‘Striking workers will close down Cyprus Airways’

CYPRUS AIRWAYS (CY) employees have again come under heavy fire from Communications Minister Averoff Neophytou, who yesterday lambasted their fondness for strike action.

Both CY pilots and engineers have staged two-hour walkouts this month, grounding flights and leaving tourists stranded as they called union meetings to discuss developments in their separate running disputes with management.

“If workers at the national carrier do not become aware of the damage they are causing their own company with their continuous strikes and acting up – the pilots on the one hand and the engineers on the other – the damage they are doing to themselves, they will close down the national carrier,” Neophytou said yesterday.
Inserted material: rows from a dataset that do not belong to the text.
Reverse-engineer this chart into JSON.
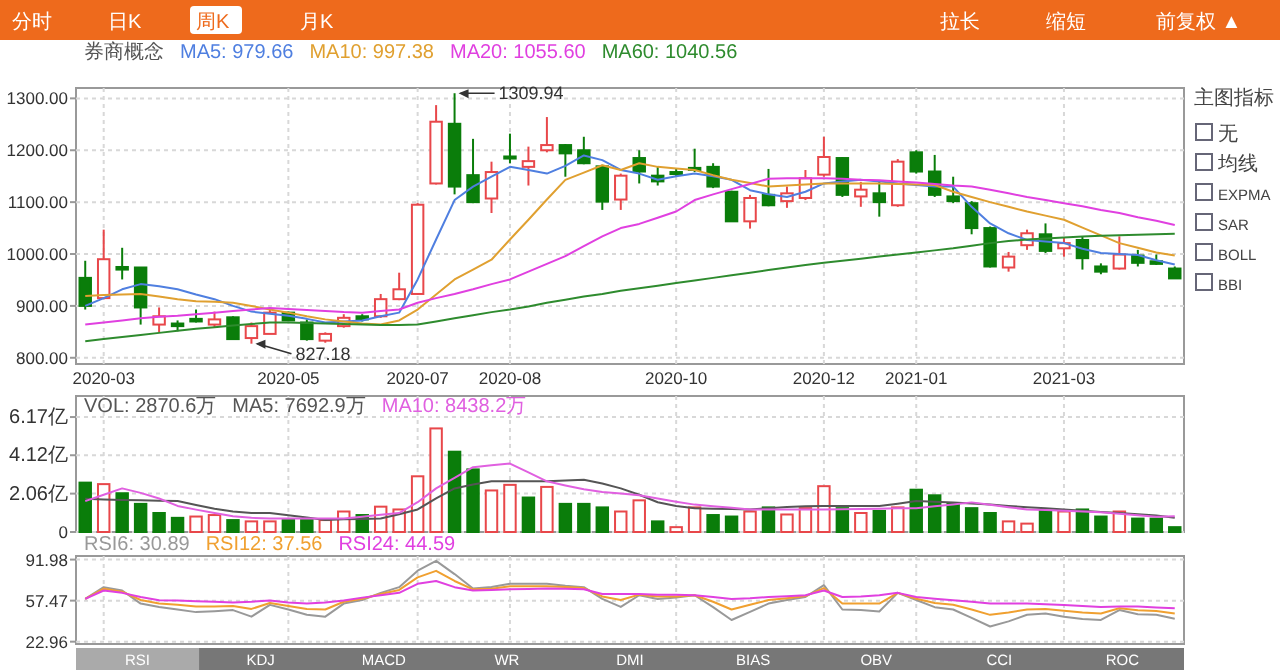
{
  "chart_data": [
    {
      "type": "candlestick",
      "title": "券商概念",
      "legend": "top left",
      "grid": true,
      "categories": [
        null,
        "2020-03",
        null,
        null,
        null,
        null,
        null,
        null,
        null,
        null,
        null,
        "2020-05",
        null,
        null,
        null,
        null,
        null,
        null,
        "2020-07",
        null,
        null,
        null,
        null,
        "2020-08",
        null,
        null,
        null,
        null,
        null,
        null,
        null,
        null,
        "2020-10",
        null,
        null,
        null,
        null,
        null,
        null,
        null,
        "2020-12",
        null,
        null,
        null,
        null,
        "2021-01",
        null,
        null,
        null,
        null,
        null,
        null,
        null,
        "2021-03",
        null,
        null,
        null,
        null,
        null,
        null
      ],
      "ohlc": [
        [
          954,
          987,
          893,
          900
        ],
        [
          915,
          1047,
          913,
          990
        ],
        [
          975,
          1012,
          951,
          970
        ],
        [
          974,
          974,
          864,
          897
        ],
        [
          864,
          897,
          849,
          880
        ],
        [
          866,
          872,
          851,
          861
        ],
        [
          875,
          893,
          868,
          870
        ],
        [
          864,
          889,
          859,
          874
        ],
        [
          878,
          880,
          836,
          836
        ],
        [
          838,
          868,
          827.18,
          861
        ],
        [
          846,
          896,
          846,
          887
        ],
        [
          887,
          889,
          872,
          872
        ],
        [
          868,
          874,
          833,
          836
        ],
        [
          833,
          849,
          829,
          846
        ],
        [
          861,
          884,
          858,
          877
        ],
        [
          880,
          884,
          870,
          874
        ],
        [
          880,
          923,
          877,
          913
        ],
        [
          913,
          964,
          911,
          932
        ],
        [
          923,
          1098,
          921,
          1095
        ],
        [
          1136,
          1287,
          1134,
          1255
        ],
        [
          1251,
          1309.94,
          1115,
          1130
        ],
        [
          1152,
          1222,
          1098,
          1100
        ],
        [
          1107,
          1178,
          1079,
          1158
        ],
        [
          1188,
          1232,
          1175,
          1184
        ],
        [
          1168,
          1207,
          1132,
          1179
        ],
        [
          1200,
          1264,
          1196,
          1210
        ],
        [
          1210,
          1212,
          1149,
          1194
        ],
        [
          1200,
          1226,
          1173,
          1175
        ],
        [
          1169,
          1172,
          1085,
          1101
        ],
        [
          1105,
          1155,
          1085,
          1151
        ],
        [
          1185,
          1200,
          1136,
          1159
        ],
        [
          1151,
          1168,
          1132,
          1140
        ],
        [
          1158,
          1165,
          1150,
          1155
        ],
        [
          1166,
          1203,
          1158,
          1162
        ],
        [
          1168,
          1175,
          1127,
          1130
        ],
        [
          1120,
          1122,
          1062,
          1063
        ],
        [
          1063,
          1114,
          1049,
          1108
        ],
        [
          1114,
          1164,
          1092,
          1094
        ],
        [
          1102,
          1130,
          1089,
          1117
        ],
        [
          1108,
          1162,
          1104,
          1146
        ],
        [
          1153,
          1226,
          1149,
          1187
        ],
        [
          1185,
          1187,
          1110,
          1114
        ],
        [
          1111,
          1139,
          1091,
          1124
        ],
        [
          1117,
          1140,
          1072,
          1100
        ],
        [
          1094,
          1183,
          1091,
          1178
        ],
        [
          1196,
          1200,
          1155,
          1159
        ],
        [
          1159,
          1191,
          1110,
          1114
        ],
        [
          1111,
          1149,
          1098,
          1102
        ],
        [
          1098,
          1102,
          1038,
          1050
        ],
        [
          1050,
          1053,
          974,
          976
        ],
        [
          974,
          1004,
          966,
          995
        ],
        [
          1017,
          1047,
          1008,
          1040
        ],
        [
          1038,
          1059,
          1002,
          1006
        ],
        [
          1011,
          1031,
          995,
          1021
        ],
        [
          1027,
          1034,
          970,
          992
        ],
        [
          976,
          982,
          961,
          966
        ],
        [
          972,
          1034,
          970,
          999
        ],
        [
          997,
          1008,
          976,
          983
        ],
        [
          986,
          999,
          979,
          981
        ],
        [
          972,
          976,
          953,
          953
        ]
      ],
      "series": [
        {
          "type": "line",
          "name": "MA5: 979.66",
          "color": "#4f7fe0",
          "values": [
            900,
            915,
            932,
            942,
            938,
            932,
            922,
            913,
            900,
            889,
            885,
            881,
            875,
            868,
            870,
            872,
            880,
            887,
            951,
            1028,
            1104,
            1130,
            1149,
            1168,
            1162,
            1155,
            1170,
            1190,
            1181,
            1162,
            1155,
            1143,
            1150,
            1155,
            1150,
            1143,
            1123,
            1115,
            1110,
            1120,
            1136,
            1140,
            1143,
            1140,
            1136,
            1133,
            1130,
            1130,
            1091,
            1059,
            1040,
            1027,
            1024,
            1021,
            1010,
            1002,
            1000,
            998,
            988,
            980
          ]
        },
        {
          "type": "line",
          "name": "MA10: 997.38",
          "color": "#e0a030",
          "values": [
            919,
            921,
            922,
            923,
            918,
            913,
            909,
            908,
            906,
            900,
            893,
            887,
            880,
            874,
            870,
            866,
            864,
            872,
            893,
            922,
            951,
            970,
            989,
            1028,
            1066,
            1105,
            1143,
            1157,
            1171,
            1162,
            1175,
            1168,
            1165,
            1162,
            1152,
            1143,
            1137,
            1130,
            1132,
            1134,
            1136,
            1136,
            1136,
            1136,
            1135,
            1134,
            1133,
            1120,
            1110,
            1100,
            1091,
            1082,
            1074,
            1066,
            1051,
            1036,
            1021,
            1012,
            1003,
            997
          ]
        },
        {
          "type": "line",
          "name": "MA20: 1055.60",
          "color": "#e040e0",
          "values": [
            864,
            868,
            872,
            876,
            879,
            881,
            884,
            887,
            890,
            893,
            896,
            894,
            892,
            890,
            888,
            887,
            890,
            893,
            906,
            915,
            923,
            932,
            942,
            951,
            966,
            981,
            996,
            1015,
            1034,
            1050,
            1058,
            1070,
            1082,
            1104,
            1115,
            1125,
            1135,
            1145,
            1146,
            1146,
            1146,
            1145,
            1143,
            1142,
            1140,
            1138,
            1135,
            1132,
            1130,
            1124,
            1117,
            1110,
            1104,
            1098,
            1092,
            1085,
            1079,
            1071,
            1064,
            1056
          ]
        },
        {
          "type": "line",
          "name": "MA60: 1040.56",
          "color": "#2e8b2e",
          "values": [
            832,
            836,
            840,
            844,
            848,
            852,
            856,
            859,
            862,
            865,
            868,
            868,
            867,
            866,
            865,
            864,
            863,
            863,
            864,
            870,
            876,
            882,
            888,
            893,
            899,
            906,
            912,
            918,
            923,
            929,
            934,
            939,
            944,
            949,
            954,
            959,
            964,
            969,
            974,
            979,
            983,
            987,
            991,
            995,
            999,
            1003,
            1007,
            1011,
            1016,
            1021,
            1025,
            1028,
            1030,
            1032,
            1034,
            1035,
            1036,
            1037,
            1038,
            1039
          ]
        }
      ],
      "ylim": [
        788,
        1320
      ],
      "yticks": [
        {
          "value": 800,
          "label": "800.00"
        },
        {
          "value": 900,
          "label": "900.00"
        },
        {
          "value": 1000,
          "label": "1000.00"
        },
        {
          "value": 1100,
          "label": "1100.00"
        },
        {
          "value": 1200,
          "label": "1200.00"
        },
        {
          "value": 1300,
          "label": "1300.00"
        }
      ],
      "annotations": [
        "1309.94",
        "827.18"
      ]
    },
    {
      "type": "bar",
      "title": "VOL: 2870.6万",
      "legend": "top left",
      "grid": true,
      "tick_labels": "y",
      "categories": [
        null,
        "2020-03",
        null,
        null,
        null,
        null,
        null,
        null,
        null,
        null,
        null,
        "2020-05",
        null,
        null,
        null,
        null,
        null,
        null,
        "2020-07",
        null,
        null,
        null,
        null,
        "2020-08",
        null,
        null,
        null,
        null,
        null,
        null,
        null,
        null,
        "2020-10",
        null,
        null,
        null,
        null,
        null,
        null,
        null,
        "2020-12",
        null,
        null,
        null,
        null,
        "2021-01",
        null,
        null,
        null,
        null,
        null,
        null,
        null,
        "2021-03",
        null,
        null,
        null,
        null,
        null,
        null
      ],
      "series": [
        {
          "type": "bar",
          "color": "#e8474a",
          "values": [
            null,
            2.57,
            null,
            null,
            null,
            null,
            0.83,
            0.91,
            null,
            0.57,
            0.57,
            null,
            null,
            0.64,
            1.1,
            null,
            1.36,
            1.21,
            2.99,
            5.56,
            null,
            null,
            2.23,
            2.53,
            null,
            2.42,
            null,
            null,
            null,
            1.1,
            1.7,
            null,
            0.26,
            1.32,
            null,
            null,
            1.1,
            null,
            0.94,
            1.28,
            2.46,
            null,
            1.02,
            null,
            1.32,
            null,
            null,
            null,
            null,
            null,
            0.57,
            0.45,
            null,
            1.1,
            null,
            null,
            1.1,
            null,
            null,
            null
          ]
        },
        {
          "type": "bar",
          "color": "#0a7d0a",
          "values": [
            2.65,
            null,
            2.08,
            1.51,
            1.02,
            0.76,
            null,
            null,
            0.64,
            null,
            null,
            0.64,
            0.64,
            null,
            null,
            0.91,
            null,
            null,
            null,
            null,
            4.31,
            3.36,
            null,
            null,
            1.85,
            null,
            1.51,
            1.51,
            1.32,
            null,
            null,
            0.57,
            null,
            null,
            0.91,
            0.83,
            null,
            1.32,
            null,
            null,
            null,
            1.28,
            null,
            1.13,
            null,
            2.27,
            1.97,
            1.51,
            1.28,
            1.02,
            null,
            null,
            1.13,
            null,
            1.21,
            0.83,
            null,
            0.72,
            0.72,
            0.26
          ]
        },
        {
          "type": "line",
          "name": "MA5: 7692.9万",
          "color": "#555555",
          "values": [
            1.78,
            1.75,
            1.72,
            1.7,
            1.68,
            1.66,
            1.45,
            1.25,
            1.1,
            1.02,
            1.02,
            0.9,
            0.78,
            0.64,
            0.68,
            0.7,
            0.72,
            0.95,
            1.21,
            1.8,
            2.34,
            2.55,
            2.72,
            2.72,
            2.72,
            2.72,
            2.76,
            2.8,
            2.6,
            2.34,
            2.0,
            1.6,
            1.4,
            1.28,
            1.25,
            1.23,
            1.21,
            1.28,
            1.34,
            1.38,
            1.4,
            1.4,
            1.4,
            1.4,
            1.52,
            1.66,
            1.62,
            1.59,
            1.53,
            1.47,
            1.4,
            1.33,
            1.27,
            1.21,
            1.14,
            1.08,
            1.02,
            0.95,
            0.88,
            0.77
          ]
        },
        {
          "type": "line",
          "name": "MA10: 8438.2万",
          "color": "#e060e0",
          "values": [
            1.66,
            2.0,
            2.34,
            2.1,
            1.8,
            1.4,
            1.2,
            1.02,
            0.85,
            0.76,
            0.72,
            0.72,
            0.72,
            0.72,
            0.72,
            0.82,
            0.92,
            1.02,
            1.6,
            2.34,
            2.9,
            3.48,
            3.58,
            3.67,
            3.2,
            2.72,
            2.5,
            2.3,
            2.15,
            2.06,
            1.97,
            1.8,
            1.63,
            1.47,
            1.38,
            1.3,
            1.21,
            1.21,
            1.21,
            1.21,
            1.21,
            1.22,
            1.24,
            1.25,
            1.27,
            1.28,
            1.38,
            1.48,
            1.59,
            1.46,
            1.33,
            1.21,
            1.18,
            1.14,
            1.1,
            1.06,
            0.98,
            0.9,
            0.82,
            0.84
          ]
        }
      ],
      "ylim": [
        0,
        7.3
      ],
      "yticks": [
        0,
        {
          "value": 2.06,
          "label": "2.06亿"
        },
        {
          "value": 4.12,
          "label": "4.12亿"
        },
        {
          "value": 6.17,
          "label": "6.17亿"
        }
      ]
    },
    {
      "type": "line",
      "legend": "top left",
      "grid": true,
      "tick_labels": "y",
      "categories": [
        null,
        "2020-03",
        null,
        null,
        null,
        null,
        null,
        null,
        null,
        null,
        null,
        "2020-05",
        null,
        null,
        null,
        null,
        null,
        null,
        "2020-07",
        null,
        null,
        null,
        null,
        "2020-08",
        null,
        null,
        null,
        null,
        null,
        null,
        null,
        null,
        "2020-10",
        null,
        null,
        null,
        null,
        null,
        null,
        null,
        "2020-12",
        null,
        null,
        null,
        null,
        "2021-01",
        null,
        null,
        null,
        null,
        null,
        null,
        null,
        "2021-03",
        null,
        null,
        null,
        null,
        null,
        null
      ],
      "series": [
        {
          "name": "RSI6: 30.89",
          "color": "#999999",
          "values": [
            58.9,
            68.8,
            66,
            55,
            52.2,
            50,
            47.8,
            48.5,
            49.5,
            44,
            53.9,
            50,
            45.6,
            44,
            55,
            58,
            64,
            68.8,
            82.6,
            90.9,
            79.8,
            67.7,
            69,
            71.6,
            71.6,
            71.6,
            70,
            68.8,
            58.9,
            52.2,
            62,
            58.9,
            60,
            62,
            52,
            41.2,
            48,
            55,
            58,
            60.5,
            70.5,
            50,
            49.5,
            48.3,
            64,
            58,
            52,
            50,
            43,
            35.7,
            40,
            45.6,
            46.7,
            44,
            42,
            41.2,
            49.5,
            46,
            45.6,
            42.3
          ]
        },
        {
          "name": "RSI12: 37.56",
          "color": "#f0a030",
          "values": [
            58.9,
            67.5,
            65,
            58,
            55,
            54,
            52.5,
            52.5,
            53,
            50.5,
            55.5,
            53,
            50.5,
            50,
            56.5,
            59,
            63,
            66.5,
            77,
            82.5,
            74,
            67,
            67.5,
            69.5,
            69.5,
            69.5,
            69,
            68,
            61,
            58,
            62.5,
            61,
            61,
            62,
            56.5,
            50,
            54,
            58,
            59.5,
            61.3,
            68,
            55,
            55,
            55,
            64,
            59,
            55.5,
            54,
            50,
            45.5,
            47.5,
            50,
            50.5,
            49,
            47.5,
            46.7,
            51,
            49.3,
            48.7,
            46.7
          ]
        },
        {
          "name": "RSI24: 44.59",
          "color": "#e040e0",
          "values": [
            58.9,
            66,
            64,
            60.5,
            57.8,
            57.5,
            57,
            56.5,
            56,
            56.5,
            57.5,
            56,
            55,
            56,
            57.5,
            60,
            62,
            64,
            71.6,
            74,
            68.8,
            66,
            66.5,
            67,
            67.3,
            67.7,
            67.5,
            67,
            63,
            63,
            63,
            62.5,
            62.5,
            62,
            60.5,
            58.9,
            59.5,
            60.5,
            61.2,
            62,
            66,
            60.5,
            61,
            62,
            64,
            60.5,
            59,
            57.8,
            56.5,
            55,
            55,
            55,
            54.5,
            53.9,
            53,
            52.2,
            52.5,
            52.5,
            51.8,
            51.1
          ]
        }
      ],
      "ylim": [
        21,
        95
      ],
      "yticks": [
        22.96,
        57.47,
        91.98
      ]
    },
    {
      "type": "other",
      "annotations": [
        "分时",
        "日K",
        "周K",
        "月K",
        "拉长",
        "缩短",
        "前复权 ▲",
        "主图指标",
        "无",
        "均线",
        "EXPMA",
        "SAR",
        "BOLL",
        "BBI",
        "RSI",
        "KDJ",
        "MACD",
        "WR",
        "DMI",
        "BIAS",
        "OBV",
        "CCI",
        "ROC"
      ]
    }
  ]
}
He said the fact that the air transport sector was to be liberalised as part of EU harmonisation should make all CY employees keen avoid strikes and to work harder.

“If they were aware of the increased competition around ahead of liberalisation, then instead of strikes they would be having meetings on how to increase productivity and improve their services towards the travelling public,” the minister said.

This is not the first time Neophytou has hit out at CY employees, who have a long track record of disrupting the airline through strike action.

CY engineers, represented by the ASYSEKA union, yesterday had a meeting with airline bosses at the Labour Ministry to talk over the dispute over promotions that caused a two-hour walkout at Larnaca and Paphos airports on July 20. The union are pushing for improved promotion prospects, while CY bosses say they will not give in to strike “blackmail”.

No agreement was reached during yesterday’s meeting, and another meeting with Labour Ministry mediators was set for August 1.

The CY pilots who walked out a week before the engineers are demanding that they have priority when it comes to promotions in the airline’s charter subsidiary, Eurocypria. Eurocypria pilots are dead set against the demands of their CY counterparts.